Question 1: How are innovative molding techniques enhancing the design capabilities of medical device manufacturers?

John Schmitz
President, Aberdeen Technologies, Inc.


Because Aberdeen deals predominantly with insert molding, we see numerous opportunities where components can be incorporated into the device without the need for a secondary operation. This opens the door for design considerations not previously available, such as molding around filter membranes, extremely delicate wires, and even glass. Sometimes the insert itself is a core pin with a unique shape or profile which is removed by hand after molding, leaving an internal passageway in the device. This is especially helpful when designing certain catheters or implantables.

Shu Peng
Engineering Manager, Parker’s Medical Systems Division


The following advancements in elastomeric molding techniques have improved the overall design capabilities of medical device manufacturers, allowing for designing more complex parts and assemblies while maintaining tool efficiencies and improving product ivy:

  • Enhanced over-molding to numerous substrates with self-bonding silicones
  • High cavitation liquid injection molding with vision system & automation
  • Innovative tool design capabilities employing cold runner technology allows for better flow characteristics needed for complex parts
  • Use of inserted cavity stacks allow for maintaining tool efficiencies

Dave Pool
Vice President of Engineering, Sil-Pro


The molding machines have become extremely accurate, allowing for precise control on a number of process parameters. This accuracy is critical on very small shot sizes.

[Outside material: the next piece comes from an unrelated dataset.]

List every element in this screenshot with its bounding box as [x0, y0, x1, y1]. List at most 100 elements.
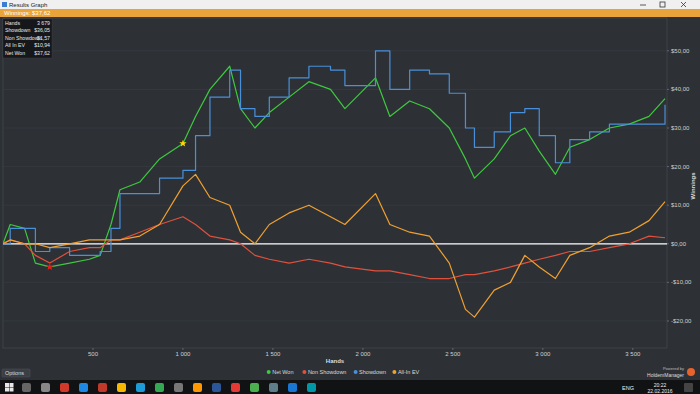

Question 2: What issues must be addressed with a molded component that will need to be sterilized as part of a finished medical device?

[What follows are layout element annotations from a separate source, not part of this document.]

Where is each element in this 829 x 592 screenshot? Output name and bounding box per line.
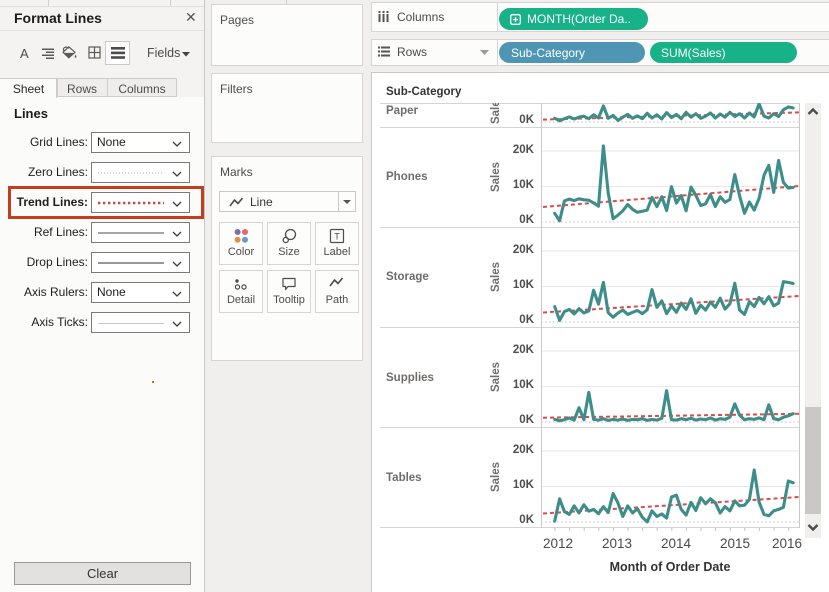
- svg-text:T: T: [334, 232, 340, 242]
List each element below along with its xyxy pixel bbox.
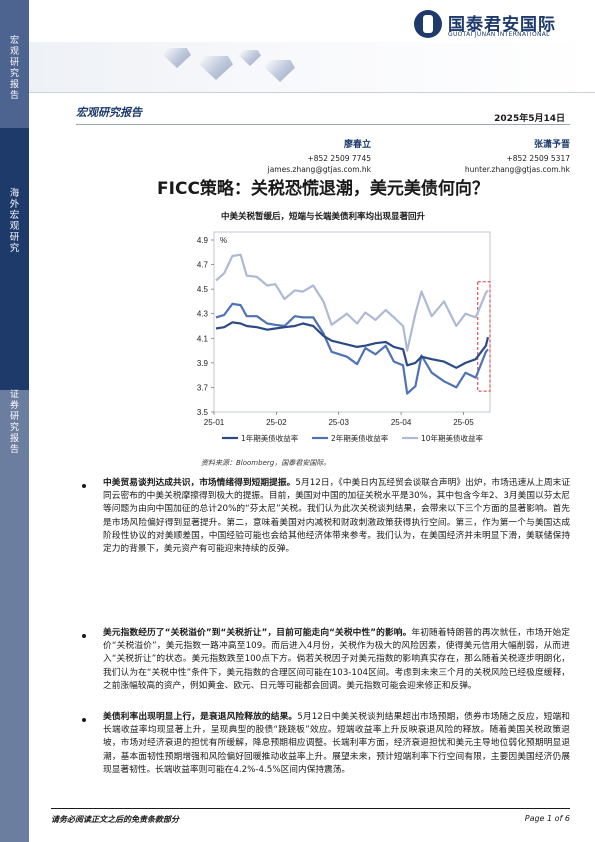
author-email[interactable]: james.zhang@gtjas.com.hk xyxy=(267,165,371,174)
sidebar: 宏观研究报告 海外宏观研究 证券研究报告 xyxy=(0,0,29,842)
header-banner xyxy=(29,42,595,92)
paragraph-text: 5月12日中美关税谈判结果超出市场预期，债券市场随之反应，短端和长端收益率均现显… xyxy=(103,712,570,775)
chart-source: 资料来源：Bloomberg，国泰君安国际。 xyxy=(201,459,331,467)
paragraph-text: 年初随着特朗普的再次就任，市场开始定价“关税溢价”，美元指数一路冲高至109。而… xyxy=(103,628,570,691)
y-tick-label: 3.9 xyxy=(197,359,209,368)
paragraph: 中美贸易谈判达成共识，市场情绪得到短期提振。5月12日，《中美日内瓦经贸会谈联合… xyxy=(103,477,570,556)
series-line xyxy=(215,302,489,395)
header-rule xyxy=(76,124,570,125)
bullet-icon xyxy=(82,718,86,722)
y-axis-unit: % xyxy=(220,236,227,245)
sidebar-middle-segment: 海外宏观研究 xyxy=(0,128,29,390)
sidebar-bottom-segment: 证券研究报告 xyxy=(0,390,29,842)
y-tick-label: 4.9 xyxy=(197,236,209,245)
sidebar-middle-label: 海外宏观研究 xyxy=(9,188,20,254)
x-tick-label: 25-03 xyxy=(328,418,349,427)
author-phone: +852 2509 5317 xyxy=(506,154,570,163)
paragraph-lead: 中美贸易谈判达成共识，市场情绪得到短期提振。 xyxy=(103,478,296,488)
bullet-icon xyxy=(82,634,86,638)
logo-text-en: GUOTAI JUNAN INTERNATIONAL xyxy=(448,31,550,38)
report-type: 宏观研究报告 xyxy=(76,106,142,119)
logo-text-cn: 国泰君安国际 xyxy=(448,15,556,35)
y-tick-label: 4.5 xyxy=(197,285,209,294)
legend-label: 1年期美债收益率 xyxy=(241,433,299,443)
diamond-icon xyxy=(265,60,295,82)
series-line xyxy=(215,321,490,369)
paragraph-lead: 美元指数经历了“关税溢价”到“关税折让”，目前可能走向“关税中性”的影响。 xyxy=(103,628,412,638)
author-block: 张潇予晋 +852 2509 5317 hunter.zhang@gtjas.c… xyxy=(465,140,570,175)
x-tick-label: 25-01 xyxy=(204,418,225,427)
diamond-icon xyxy=(163,48,191,68)
author-email[interactable]: hunter.zhang@gtjas.com.hk xyxy=(464,165,570,174)
paragraph: 美债利率出现明显上行，是衰退风险释放的结果。5月12日中美关税谈判结果超出市场预… xyxy=(103,711,570,777)
legend-label: 2年期美债收益率 xyxy=(331,433,389,443)
logo-icon xyxy=(414,10,442,38)
plot-area xyxy=(213,231,491,413)
x-tick-label: 25-04 xyxy=(391,418,412,427)
series-line xyxy=(215,253,489,352)
paragraph-text: 5月12日，《中美日内瓦经贸会谈联合声明》出炉，市场迅速从上周末证同云密布的中美… xyxy=(103,478,571,555)
chart-container: 3.5 3.7 3.9 4.1 4.3 4.5 4.7 4.9% 25-01 25-02 25-03… xyxy=(180,222,510,450)
paragraph-lead: 美债利率出现明显上行，是衰退风险释放的结果。 xyxy=(103,712,298,722)
author-phone: +852 2509 7745 xyxy=(307,154,371,163)
page-number: Page 1 of 6 xyxy=(524,814,570,823)
y-tick-label: 4.1 xyxy=(197,334,209,343)
author-block: 廖春立 +852 2509 7745 james.zhang@gtjas.com… xyxy=(268,140,371,175)
bullet-icon xyxy=(82,484,86,488)
line-chart: 3.5 3.7 3.9 4.1 4.3 4.5 4.7 4.9 % 25-01 25-02 25-03… xyxy=(197,231,491,443)
x-tick-label: 25-05 xyxy=(453,418,474,427)
diamond-icon xyxy=(239,50,261,66)
paragraph: 美元指数经历了“关税溢价”到“关税折让”，目前可能走向“关税中性”的影响。年初随… xyxy=(103,627,570,693)
page-title: FICC策略：关税恐慌退潮，美元美债何向？ xyxy=(157,179,489,199)
footer-rule xyxy=(51,808,570,809)
report-date: 2025年5月14日 xyxy=(494,114,565,124)
sidebar-bottom-label: 证券研究报告 xyxy=(9,390,19,455)
footer-disclaimer[interactable]: 请务必阅读正文之后的免责条款部分 xyxy=(51,815,179,824)
chart-title: 中美关税暂缓后，短端与长端美债利率均出现显著回升 xyxy=(220,212,425,222)
company-logo: 国泰君安国际 GUOTAI JUNAN INTERNATIONAL xyxy=(414,8,584,44)
y-tick-label: 4.7 xyxy=(197,261,209,270)
y-tick-label: 3.7 xyxy=(197,383,209,392)
legend-label: 10年期美债收益率 xyxy=(421,433,484,443)
x-tick-label: 25-02 xyxy=(266,418,287,427)
sidebar-top-label: 宏观研究报告 xyxy=(9,36,19,101)
author-name: 廖春立 xyxy=(343,140,371,150)
header-divider xyxy=(29,92,595,93)
y-tick-label: 3.5 xyxy=(197,408,209,417)
highlight-box xyxy=(477,281,491,392)
author-name: 张潇予晋 xyxy=(533,140,570,150)
diamond-icon xyxy=(199,56,233,80)
sidebar-top-segment: 宏观研究报告 xyxy=(0,0,29,128)
y-tick-label: 4.3 xyxy=(197,310,209,319)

JS: Again, dealing with insert molded devices, it can become tricky because the method of sterilization could be dictated not so much by the molded plastic itself, but by the other components which are molded into the part and may be more unstable against some sterilization methods.

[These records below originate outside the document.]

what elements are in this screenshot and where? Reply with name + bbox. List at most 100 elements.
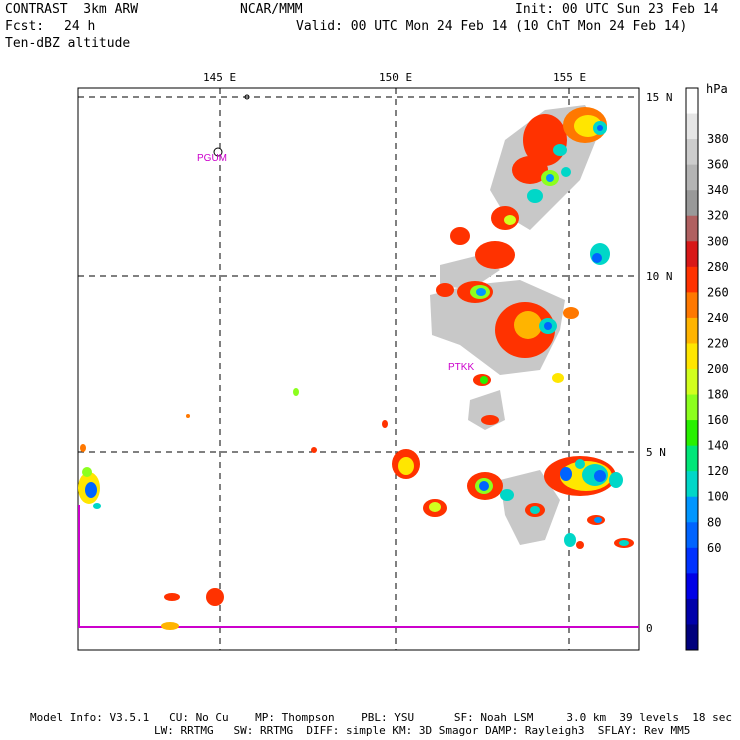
echo-cell <box>597 125 603 131</box>
legend-swatch <box>686 445 698 472</box>
echo-cell <box>530 506 540 514</box>
echo-cell <box>186 414 190 418</box>
echo-cell <box>609 472 623 488</box>
echo-cell <box>527 189 543 203</box>
echo-cell <box>576 541 584 549</box>
echo-cell <box>436 283 454 297</box>
echo-cell <box>546 174 554 182</box>
legend-level: 300 <box>707 234 729 248</box>
legend-swatch <box>686 241 698 268</box>
legend-level: 240 <box>707 311 729 325</box>
legend-level: 120 <box>707 464 729 478</box>
station-pgum: PGUM <box>197 153 227 164</box>
echo-cell <box>563 307 579 319</box>
legend-swatch <box>686 343 698 370</box>
echo-cell <box>429 502 441 512</box>
legend-swatch <box>686 266 698 293</box>
echo-cell <box>481 415 499 425</box>
lat-label: 5 N <box>646 446 666 459</box>
lat-label: 10 N <box>646 270 673 283</box>
legend-level: 200 <box>707 362 729 376</box>
latitude-labels: 15 N 10 N 5 N 0 <box>646 91 673 635</box>
echo-cell <box>544 322 552 330</box>
station-ptkk: PTKK <box>448 362 474 373</box>
lon-label: 155 E <box>553 71 586 84</box>
echo-cell <box>398 457 414 475</box>
legend-swatch <box>686 164 698 191</box>
echo-cell <box>592 253 602 263</box>
lat-label: 0 <box>646 622 653 635</box>
legend-swatch <box>686 369 698 396</box>
echo-cell <box>553 144 567 156</box>
legend-level: 80 <box>707 515 721 529</box>
echo-cell <box>311 447 317 453</box>
echo-cell <box>85 482 97 498</box>
legend-swatch <box>686 420 698 447</box>
legend-swatch <box>686 113 698 140</box>
echo-cell <box>500 489 514 501</box>
echo-cell <box>479 481 489 491</box>
color-legend: 380 360 340 320 300 280 260 240 220 200 180 160 140 1… <box>685 87 729 651</box>
echo-cell <box>561 167 571 177</box>
legend-swatch <box>686 471 698 498</box>
lon-label: 145 E <box>203 71 236 84</box>
echo-cell <box>382 420 388 428</box>
echo-cell <box>80 444 86 452</box>
model-title: CONTRAST 3km ARW <box>5 2 139 17</box>
legend-swatch <box>686 88 698 115</box>
guam-island <box>213 147 223 157</box>
legend-level: 160 <box>707 413 729 427</box>
forecast-label: Fcst: <box>5 19 45 34</box>
model-info-line-1: Model Info: V3.5.1 CU: No Cu MP: Thompso… <box>30 711 732 724</box>
legend-level: 180 <box>707 388 729 402</box>
echo-cell <box>480 376 488 384</box>
echo-cell <box>564 533 576 547</box>
legend-swatch <box>686 573 698 600</box>
legend-level: 380 <box>707 132 729 146</box>
legend-swatch <box>686 624 698 651</box>
echo-cell <box>475 241 515 269</box>
center-name: NCAR/MMM <box>240 2 303 17</box>
echo-cell <box>164 593 180 601</box>
echo-cell <box>594 517 602 523</box>
echo-cell <box>504 215 516 225</box>
echo-cell <box>552 373 564 383</box>
legend-level: 100 <box>707 490 729 504</box>
init-time: Init: 00 UTC Sun 23 Feb 14 <box>515 2 719 17</box>
legend-level: 280 <box>707 260 729 274</box>
legend-swatch <box>686 598 698 625</box>
longitude-labels: 145 E 150 E 155 E <box>203 71 586 84</box>
echo-cell <box>575 459 585 469</box>
echo-cell <box>514 311 542 339</box>
legend-swatch <box>686 190 698 217</box>
legend-level: 320 <box>707 209 729 223</box>
valid-time: Valid: 00 UTC Mon 24 Feb 14 (10 ChT Mon … <box>296 19 688 34</box>
legend-swatch <box>686 139 698 166</box>
lat-label: 15 N <box>646 91 673 104</box>
echo-cell <box>619 540 629 546</box>
island-marker <box>244 94 250 100</box>
echo-cells <box>78 107 634 630</box>
echo-cell <box>93 503 101 509</box>
echo-cell <box>476 288 486 296</box>
legend-level: 260 <box>707 285 729 299</box>
lon-label: 150 E <box>379 71 412 84</box>
echo-cell <box>293 388 299 396</box>
echo-cell <box>594 470 606 482</box>
echo-cell <box>82 467 92 477</box>
legend-swatch <box>686 522 698 549</box>
echo-cell <box>161 622 179 630</box>
legend-level: 60 <box>707 541 721 555</box>
legend-swatch <box>686 292 698 319</box>
legend-swatch <box>686 547 698 574</box>
field-name: Ten-dBZ altitude <box>5 36 131 51</box>
model-info-line-2: LW: RRTMG SW: RRTMG DIFF: simple KM: 3D … <box>154 724 691 737</box>
legend-swatch <box>686 317 698 344</box>
legend-swatch <box>686 496 698 523</box>
echo-cell <box>512 156 548 184</box>
legend-unit: hPa <box>706 82 728 96</box>
forecast-hours: 24 h <box>64 19 96 34</box>
echo-cell <box>560 467 572 481</box>
legend-swatch <box>686 394 698 421</box>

SP: The key elements to keep in mind whenever a molded elastomeric component is sterilized are the following:

  • Loss of physical properties (hardness, elongation, tensile)of the elastomer
  • Potential discoloration of the molded component
  • Thus the choice of the material is critical.

DP: Materials need to be selected based on the type of sterilization, and performance requirements of the component. Multiple sterilization cycles may also need to be considered, based on sterilized sub-assembly kits, going into final packaged assemblies that will see an additional exposure.  Part performance needs to be characterized after the maximum number of sterilization cycles.

Question 3: How have material advances helped to make molding a preferred component fabrication process?

JS: A perfect example is the new bio materials that can be absorbed into the body through enzyme breakdown. We once molded an orthopedic screw which was able to remain in the body instead of having to be removed at a later stage. This actually spared the patient from having to undergo a second invasive procedure for the same wound.

SP: Improved physical properties and ease of moldability of elastomeric materials such as liquid silicons have made molding a very attractive and cost effective option for component fabrication. Decreases in material cure times allow for higher throughput production

Question 4: Any thoughts/comments on molding or another related area that you would like to share with medical device manufacturers to aid them

JS: I would suggest that R&D and design engineers work closely with the manufacturing team at the very outset of new projects to get their input and feedback. I believe it is especially important to consult with the mold tooling engineers because many times it is their perspective which opens new avenues of thinking and possibilities when determining if a part can be manufactured in a consistent manner while still meeting the quality standards. We utilize this total team approach at our company and it has not only fostered innovation but also saved us from much heartache when it comes time to ramp up for production.

SP: The effective usage of FEA has made material selection and product design far more efficient and cost effective for medical component device designers. Computer aided flow and thermal analysis have also become effective aids in production tool design.